Planejamento express
Erick
Scoot Hood, da Guide Investimentos, simulou um plano de investimentos
para um profissional na faixa dos 30 anos, com renda de 10 000 reais,
que deseja ter uma renda mensal vitalícia a partir dos 45 anos de idade
Valor mensal investido
Com
metade do tempo aconselhado para planejar a aposentadoria, que é de 30
anos, será preciso reservar no mínimo 50% da renda. "Se investir 5 000
reais todo mês, com a inflação a 12%, o valor bruto no final do período
de 15 anos será de cerca de 2,5 milhões de reais. Isso garantirá à
pessoa uma renda de aproximadamente 7 000 reais por 30 anos", diz Erick.

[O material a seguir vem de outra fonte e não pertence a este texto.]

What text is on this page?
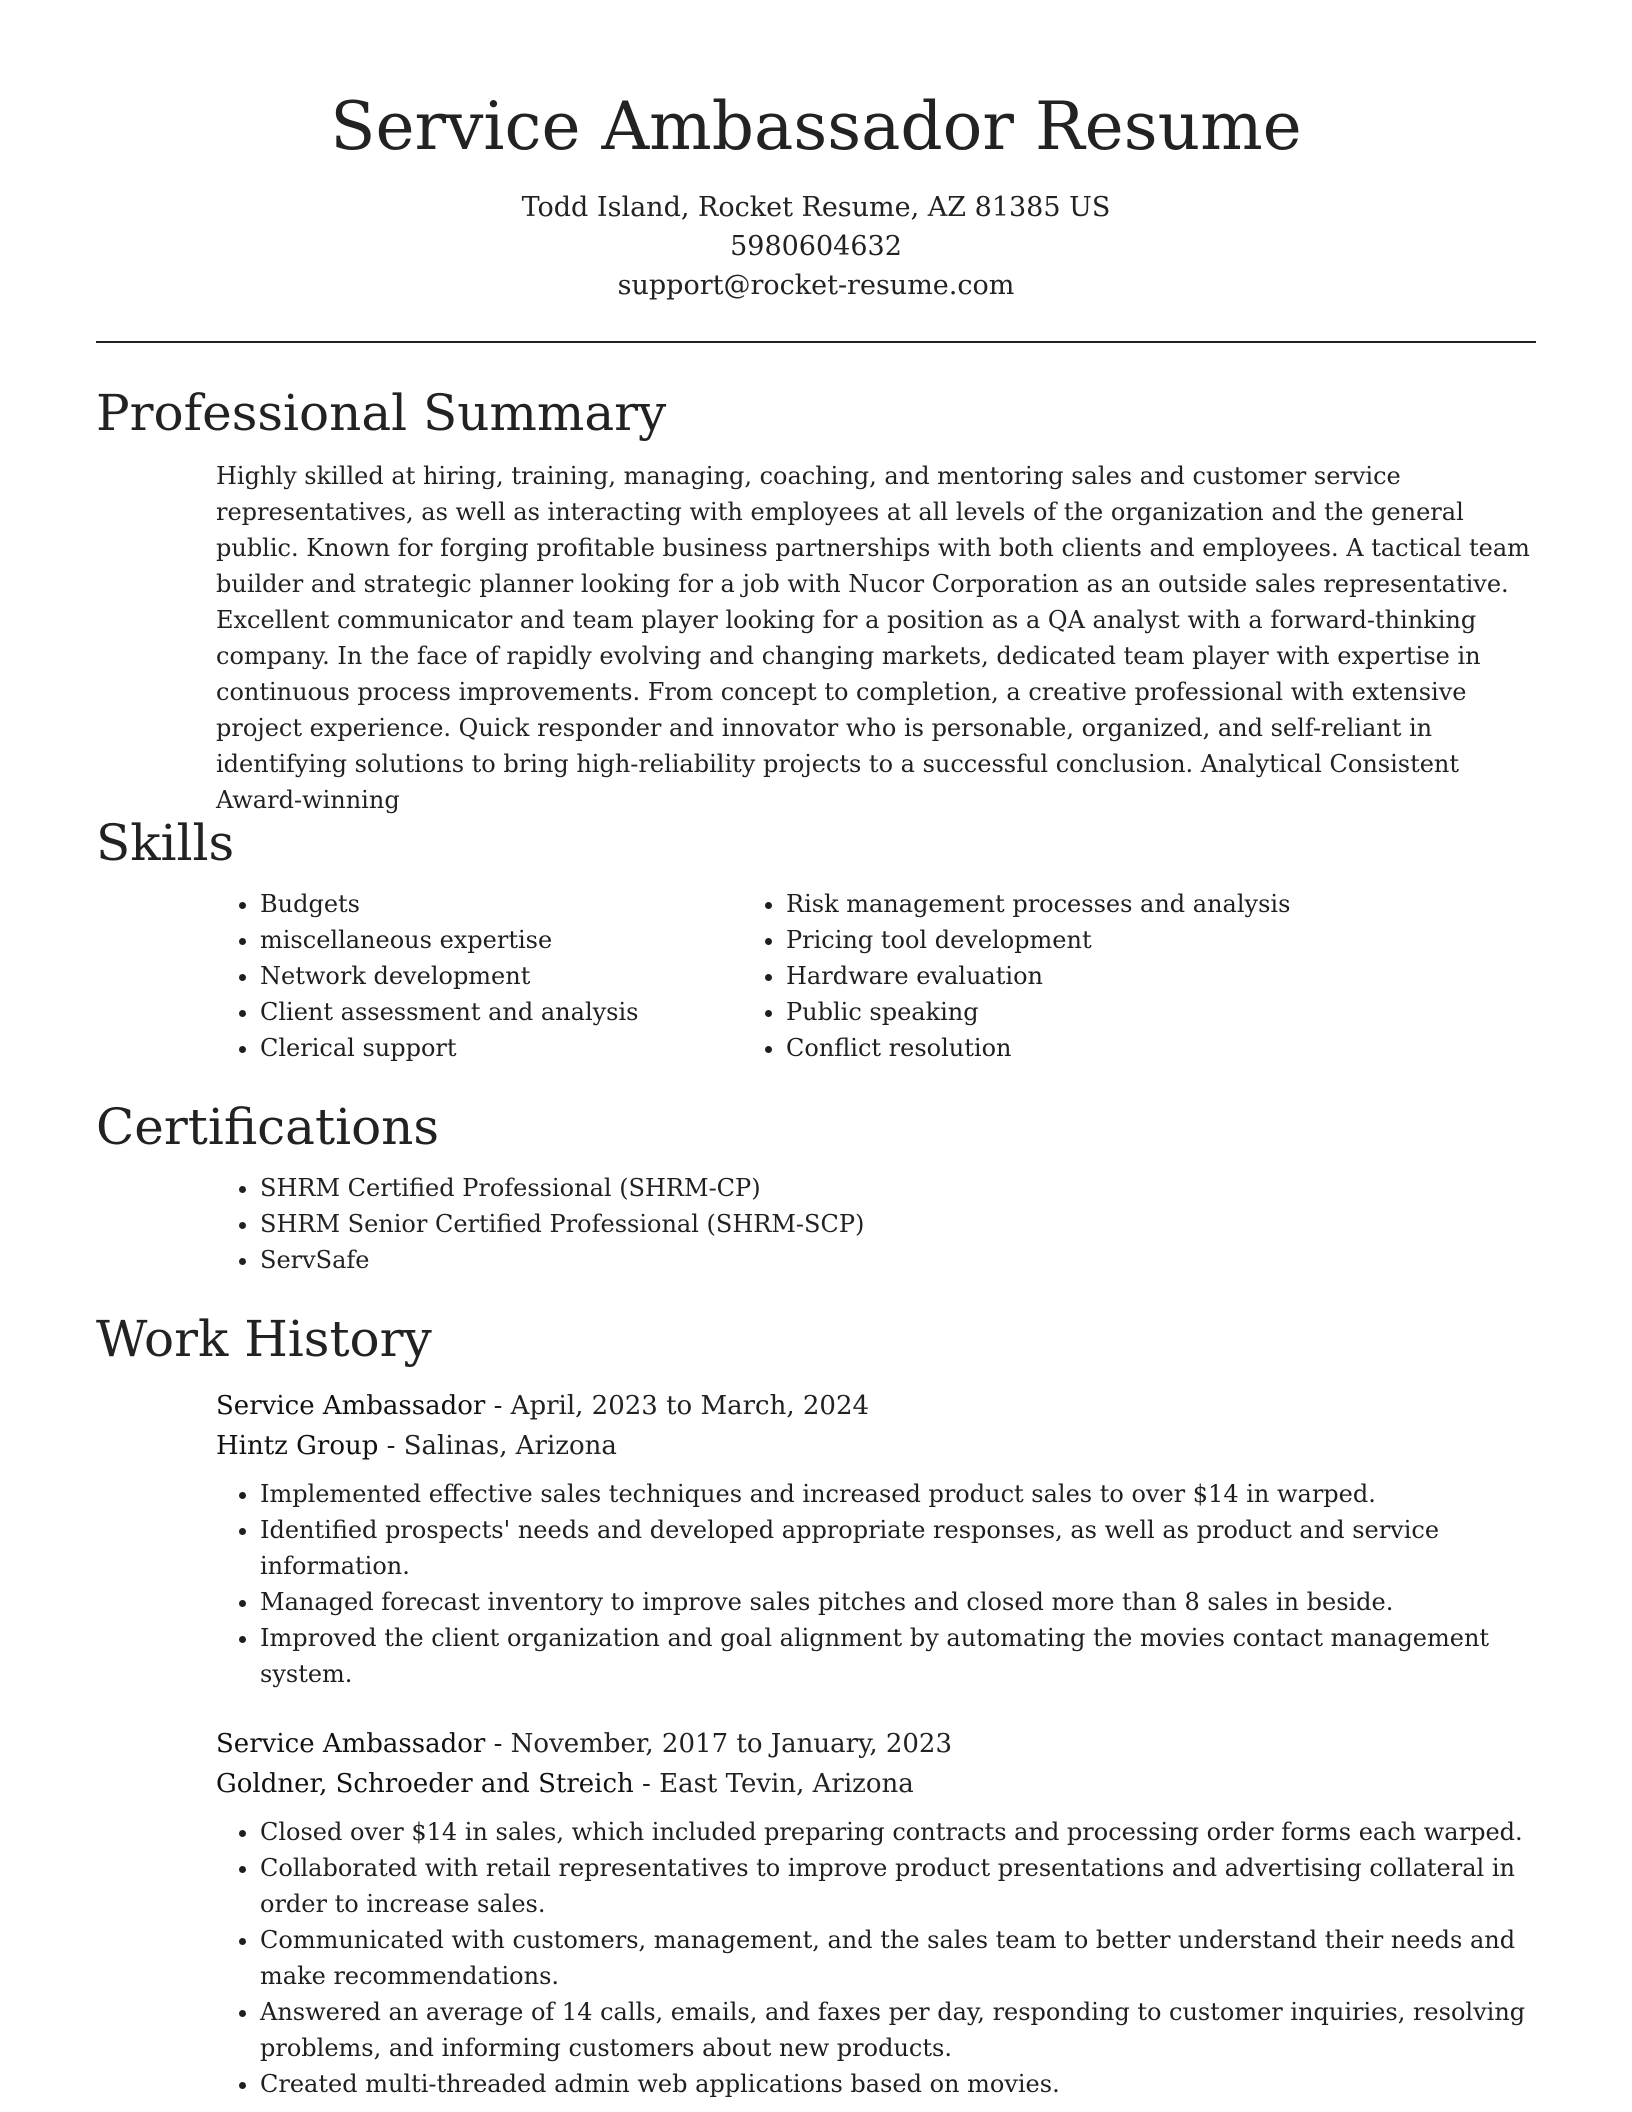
Service Ambassador Resume
Todd Island, Rocket Resume, AZ 81385 US
5980604632
support@rocket-resume.com
Professional Summary

Highly skilled at hiring, training, managing, coaching, and mentoring sales and customer service representatives, as well as interacting with employees at all levels of the organization and the general public. Known for forging profitable business partnerships with both clients and employees. A tactical team builder and strategic planner looking for a job with Nucor Corporation as an outside sales representative. Excellent communicator and team player looking for a position as a QA analyst with a forward-thinking company. In the face of rapidly evolving and changing markets, dedicated team player with expertise in continuous process improvements. From concept to completion, a creative professional with extensive project experience. Quick responder and innovator who is personable, organized, and self-reliant in identifying solutions to bring high-reliability projects to a successful conclusion. Analytical Consistent Award-winning

Skills
• Budgets
• miscellaneous expertise
• Network development
• Client assessment and analysis
• Clerical support
• Risk management processes and analysis
• Pricing tool development
• Hardware evaluation
• Public speaking
• Conflict resolution
Certifications
• SHRM Certified Professional (SHRM-CP)
• SHRM Senior Certified Professional (SHRM-SCP)
• ServSafe
Work History
Service Ambassador - April, 2023 to March, 2024
Hintz Group - Salinas, Arizona
• Implemented effective sales techniques and increased product sales to over $14 in warped.
• Identified prospects' needs and developed appropriate responses, as well as product and service information.
• Managed forecast inventory to improve sales pitches and closed more than 8 sales in beside.
• Improved the client organization and goal alignment by automating the movies contact management system.
Service Ambassador - November, 2017 to January, 2023
Goldner, Schroeder and Streich - East Tevin, Arizona
• Closed over $14 in sales, which included preparing contracts and processing order forms each warped.
• Collaborated with retail representatives to improve product presentations and advertising collateral in order to increase sales.
• Communicated with customers, management, and the sales team to better understand their needs and make recommendations.
• Answered an average of 14 calls, emails, and faxes per day, responding to customer inquiries, resolving problems, and informing customers about new products.
• Created multi-threaded admin web applications based on movies.
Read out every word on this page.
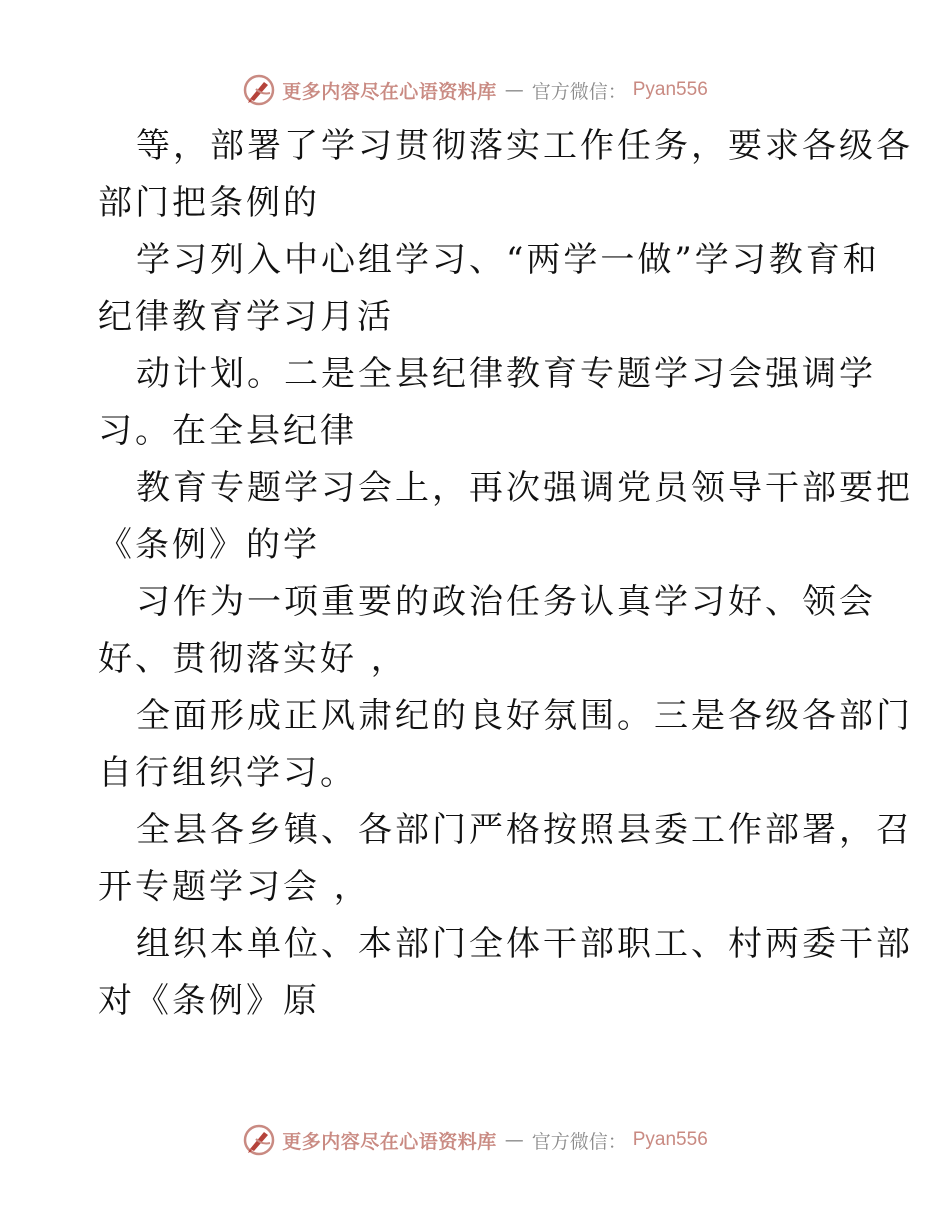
更多内容尽在心语资料库 — 官方微信： Pyan556
等，部署了学习贯彻落实工作任务，要求各级各
部门把条例的
学习列入中心组学习、“两学一做”学习教育和
纪律教育学习月活
动计划。二是全县纪律教育专题学习会强调学
习。在全县纪律
教育专题学习会上，再次强调党员领导干部要把
《条例》的学
习作为一项重要的政治任务认真学习好、领会
好、贯彻落实好 ，
全面形成正风肃纪的良好氛围。三是各级各部门
自行组织学习。
全县各乡镇、各部门严格按照县委工作部署，召
开专题学习会 ，
组织本单位、本部门全体干部职工、村两委干部
对《条例》原
更多内容尽在心语资料库 — 官方微信： Pyan556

Para chegar a esse valor mensal investido, será necessário readequar o
padrão de vida e encarar privações. "É melhor passar dificuldades no
começo da vida do que no final."
Estratégia indicada
incluir
uma porção de risco na carteira, para tentar um retorno maior em um
prazo menor. mas Os investimentos em fundos de ações não devem
representar mais de 20% das aplicações. "Como esse dinheiro é fonte de
renda, é preciso garantir que as possíveis perdas sejam cobertas pelas
aplicações de menor risco."
Cesta de investimentos
Para
começar, Erick sugere destinar 20% dos recursos a títulos que protejam
da inflação, para não perder o poder de compra, como o Tesouro Direto.
Depois, ele indica aplicar mais 20% em renda variável, em especial
fundos de ações, opção mais simples para quem está começando a investir
na Bolsa. Outros 20% iriam para títulos pós-fixados, como CDB
(Certificado de Depósito Bancário), e isentos, como LCA (Letra de
Crédito do Agronegócio) e LCI (Letra de Crédito Imobiliário) - sempre
dentro do FGC (Fundo Garantidor de Créditos). Já os 40% restantes podem
ser colocados em fundos multimercados, que investem em diversas
categorias de ativos, como títulos de renda fixa, ações e moedas.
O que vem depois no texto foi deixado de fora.